Additionally, there are some rules that affect spouses of those seeking assisted living through Medicaid. In these situations, a community spouse may retain non-exempt resources owned either by one or both spouses worth a minimum of $24,720 and a maximum of $123, 600. If the minimum is not met, then the long-term care spouse is able to transfer the resources until the minimum is met.
Community spouses are also entitled to impoverishment protection, which allows them to keep part of the assisted living spouse’s income, if the income is less than $2,030. The maximum monthly income that a community spouse may keep is $3,090.
There are a number of benefits that an assisted living person is able to receive. It is important to note that not all patients are eligible for every service. These services include:
- Adult Residential Living / Assisted Living (but only care costs, not room and board)
- Adult Day Health Care
- Habilitation Services
- Homemaker Services
- Home Modifications (to improve access and safety)
- Personal Assistance
- Personal Emergency Response Service (also called Medical Alert services)
- Private Duty Nursing
- Psychosocial Counseling
- Respite Care (to give the primary caregiver a break)
- Therapy (occupational, physical, speech)
- Specialized Medicaid Equipment / Supplies
- Transportation Assistance and Coordination
This program also allows for applicants to live at home, in an assisted living residence, or in an adult foster care home. Even some basic minor home modifications that allow a resident to decrease reliance on other people can be considered an allowable expense. Participants in this program also have the right to choose their own care providers, however, the care provider must be approved by the state of Montana.

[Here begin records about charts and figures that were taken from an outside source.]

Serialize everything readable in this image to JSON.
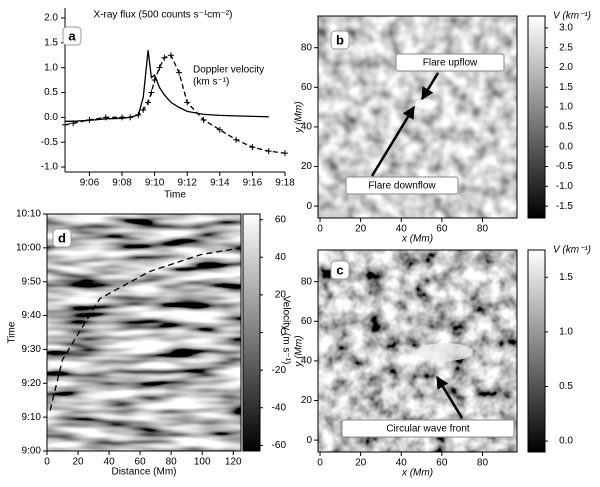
{
  "chart_data": [
    {
      "type": "line",
      "panel_label": "a",
      "xlabel": "Time",
      "x": [
        4.5,
        5,
        6,
        7,
        8,
        8.5,
        9,
        9.3,
        9.6,
        9.8,
        10,
        10.3,
        10.6,
        11,
        11.5,
        12,
        13,
        14,
        15,
        16,
        17,
        18
      ],
      "xlim": [
        4.5,
        18
      ],
      "xticks": [
        {
          "value": 6,
          "label": "9:06"
        },
        {
          "value": 8,
          "label": "9:08"
        },
        {
          "value": 10,
          "label": "9:10"
        },
        {
          "value": 12,
          "label": "9:12"
        },
        {
          "value": 14,
          "label": "9:14"
        },
        {
          "value": 16,
          "label": "9:16"
        },
        {
          "value": 18,
          "label": "9:18"
        }
      ],
      "ylim": [
        -1.1,
        2.2
      ],
      "yticks": [
        {
          "value": -1,
          "label": "-1.0"
        },
        -0.5,
        {
          "value": 0,
          "label": "0.0"
        },
        0.5,
        {
          "value": 1,
          "label": "1.0"
        },
        1.5,
        {
          "value": 2,
          "label": "2.0"
        }
      ],
      "series": [
        {
          "name": "X-ray flux (500 counts s⁻¹cm⁻²)",
          "color": "#000000",
          "style": "solid",
          "values": [
            -0.08,
            -0.08,
            -0.06,
            -0.03,
            -0.02,
            0,
            0.05,
            0.4,
            1.35,
            0.8,
            0.85,
            0.6,
            0.45,
            0.3,
            0.2,
            0.12,
            0.06,
            0.04,
            0.03,
            0.02,
            0.01,
            null
          ]
        },
        {
          "name": "Doppler velocity",
          "unit": "(km s⁻¹)",
          "color": "#000000",
          "style": "dashed",
          "marker": "+",
          "values": [
            -0.15,
            -0.12,
            -0.05,
            0,
            0,
            0,
            0.05,
            0.15,
            0.3,
            0.5,
            0.75,
            1.0,
            1.2,
            1.25,
            0.9,
            0.3,
            -0.05,
            -0.25,
            -0.45,
            -0.6,
            -0.68,
            -0.72
          ]
        }
      ]
    },
    {
      "type": "heatmap",
      "panel_label": "b",
      "xlabel": "x (Mm)",
      "ylabel": "y (Mm)",
      "xlim": [
        -1,
        97
      ],
      "xticks": [
        0,
        20,
        40,
        60,
        80
      ],
      "ylim": [
        -6,
        96
      ],
      "yticks": [
        0,
        20,
        40,
        60,
        80
      ],
      "colorbar": {
        "label": "V (km⁻¹)",
        "lim": [
          -1.8,
          3.3
        ],
        "ticks": [
          {
            "value": 3,
            "label": "3.0"
          },
          2.5,
          {
            "value": 2,
            "label": "2.0"
          },
          1.5,
          {
            "value": 1,
            "label": "1.0"
          },
          0.5,
          {
            "value": 0,
            "label": "0.0"
          },
          -0.5,
          {
            "value": -1,
            "label": "-1.0"
          },
          -1.5
        ]
      },
      "annotations": [
        "Flare upflow",
        "Flare downflow"
      ]
    },
    {
      "type": "heatmap",
      "panel_label": "c",
      "xlabel": "x (Mm)",
      "ylabel": "y (Mm)",
      "xlim": [
        -1,
        97
      ],
      "xticks": [
        0,
        20,
        40,
        60,
        80
      ],
      "ylim": [
        -6,
        96
      ],
      "yticks": [
        0,
        20,
        40,
        60,
        80
      ],
      "colorbar": {
        "label": "V (km⁻¹)",
        "lim": [
          -0.1,
          1.75
        ],
        "ticks": [
          {
            "value": 1.5,
            "label": "1.5"
          },
          {
            "value": 1,
            "label": "1.0"
          },
          {
            "value": 0.5,
            "label": "0.5"
          },
          {
            "value": 0,
            "label": "0.0"
          }
        ]
      },
      "annotations": [
        "Circular wave front"
      ]
    },
    {
      "type": "heatmap",
      "panel_label": "d",
      "xlabel": "Distance (Mm)",
      "ylabel": "Time",
      "xlim": [
        0,
        125
      ],
      "xticks": [
        0,
        20,
        40,
        60,
        80,
        100,
        120
      ],
      "ylim": [
        0,
        70
      ],
      "yticks": [
        {
          "value": 0,
          "label": "9:00"
        },
        {
          "value": 10,
          "label": "9:10"
        },
        {
          "value": 20,
          "label": "9:20"
        },
        {
          "value": 30,
          "label": "9:30"
        },
        {
          "value": 40,
          "label": "9:40"
        },
        {
          "value": 50,
          "label": "9:50"
        },
        {
          "value": 60,
          "label": "10:00"
        },
        {
          "value": 70,
          "label": "10:10"
        }
      ],
      "colorbar": {
        "label": "Velocity (m s⁻¹)",
        "lim": [
          -63,
          63
        ],
        "ticks": [
          60,
          40,
          20,
          0,
          -20,
          -40,
          -60
        ]
      },
      "curve": {
        "x": [
          2,
          10,
          34,
          66,
          99,
          125
        ],
        "y": [
          12,
          27,
          45,
          53,
          58,
          60
        ]
      }
    }
  ]
}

In some cases, certain relatives of the applicant may be allowed as paid personal care attendants, however spouses generally do not qualify for this option. Most commonly, adult children of aging parents will qualify as paid care-givers, however these people must be qualified.
Residents throughout the state of Montana are eligible for assistance if they meet the above requirements and may apply at any time, regardless of county. However, HCBS waivers do have enrollment caps and as of this writing, a waiting list does exist. Priority is always given to those applicants who show the greatest need for services.
You can learn more or apply by visiting the state website or calling 800-219-7035.
Another method is to contact Mountain Pacific Quality Health (MPQH-Montana) at 800-219-7035 for a screening to determine if the applicant meets the level of care needed.
Families who exceed the limits for this program may still qualify for other Medicaid options and may employ a Medicaid planning professional to assist in finding other options.
Medicaid planners are individuals who are qualified to take on the complex, ever changing, rules that exist in each state for Medicaid. These planners can help clients structure their resources and prepare their documentation to ensure the best possibility of being accepted into the program. There are certain situations that may require the aid of a Medicaid planner:
- Instances where only one spouse requires care.
- Instances where both spouses require care.
- Healthy couples doing long term planning.
- Single people with no assets or income.
The cost of working with a Medicaid planner can vary to a great degree, but is generally much less than the cost of one month of care at a nursing home. The type of planner varies with the needs of the applicant, so the costs vary as well.